Quizá alguna vez fuimos inocentes.  Nos lo sugirió Rousseau.  Puede que en los albores del tiempo -cuando ni siquiera lo mediamos- viviéramos sin pretensiones, sujetos al día a día, sin estrés, pidiendo a Dios, salud, protección y hasta felicidad.  ¿Se imagina?, sin el peso de los códigos morales ni la losa de la jubilación: cándidos.  Así era, probablemente, el ecosistema primitivo.

Por lo visto, sin embargo, fuera de todo sentimentalismo, decidimos abandonar lo que quizá era auténtico para ingresar a la civilización.  Y henos aquí, bárbaros posmodernos, con grilletes, capturados por la tecnología, acosados por la presión del trabajo, pagando el precio por el acceso a un mundo que siempre nos resultará ajeno.

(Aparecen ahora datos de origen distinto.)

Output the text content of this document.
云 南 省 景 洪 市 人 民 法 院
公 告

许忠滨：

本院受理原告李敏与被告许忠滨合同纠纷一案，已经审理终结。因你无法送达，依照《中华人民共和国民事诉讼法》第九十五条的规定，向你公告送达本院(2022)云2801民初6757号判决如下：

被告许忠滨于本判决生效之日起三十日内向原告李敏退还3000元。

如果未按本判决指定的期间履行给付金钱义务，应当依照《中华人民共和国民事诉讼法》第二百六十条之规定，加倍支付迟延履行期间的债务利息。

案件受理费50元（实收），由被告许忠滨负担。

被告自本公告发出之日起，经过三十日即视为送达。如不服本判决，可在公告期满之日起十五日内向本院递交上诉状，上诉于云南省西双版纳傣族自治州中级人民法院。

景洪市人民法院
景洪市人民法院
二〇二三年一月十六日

Hemos emigrado y la experiencia no ha sido gozosa.  ¿Que el estado originario no era tan bucólico como a veces lo pintamos? Sin duda.  Pero tenemos que reconocer que no hemos mejorado sustancialmente.  Las promesas del progreso, la garantía de una vida digna (con salud, educación, acceso a la alimentación, a la vivienda y el agua), el disfrute del ocio y la ventura de sentirnos libres, han quedado incumplidas.

Así, el hombre -y la mujer- primitivo que somos es doblemente infeliz.  Primero porque salimos de la candidez que nos ofrecía las condiciones de simplicidad, luego por el sentimiento de ser extranjeros, distanciados de lo que nos pertenecía en un mundo caracterizado por la muerte.  Dicho esto, es obvio que en esta situación nunca podremos ser felices aunque se nos diga lo contrario.

Queda solo la dispersión y, por fortuna, para eso está el mercado.  La civilización es también -o quizá sobre todo- un gran supermercado.  Lo que priva son las leyes de la oferta y la demanda.  Los reyes de la puesta en escena son los mercadólogos que inventan formas de distracción para hacernos creer que la dicha es posible, siempre que la compremos, claro.  De esa manera vivir es comprar, comer, consumir, disfrutar… potenciar los sentidos para vivir a tope.

En fin, en el fondo sabemos que “todo está perdido”: no hay Paraíso, dioses ni vida postrera.  Al tener solo el aquí y el ahora, la máxima es hartarnos (cuando se pueda), satisfacernos porque no hay vuelta atrás, estamos extraviados, cometimos un error que es imposible redimir.  Somos espíritus frustrados sin salida, abandonados en consecuencia al consumo, el espectáculo y la diversión.  Horrorizados perennemente por el dolor -ahora magnificado también como producto de la mercadotecnia que promete evitárnoslo-.

Quizá haya solo una salida, salir de la lógica del mercado, renunciar al capitalismo, no solo como sistema, sino como discurso que nos invade en lo íntimo: el egoísmo y la falta de empatía.  No, es imposible recuperar la inocencia, pero sí el cultivo de lo sencillo, reinventarnos entre el asfalto a través de una moral que privilegie el asombro, el amor al prójimo y el rechazo a la avaricia.  Dar la espalda a la acumulación de bienes y, renunciando a lo material, refundar una espiritualidad que nos haga recobrar la dignidad perdida frente a la vulgaridad de la vida civilizada.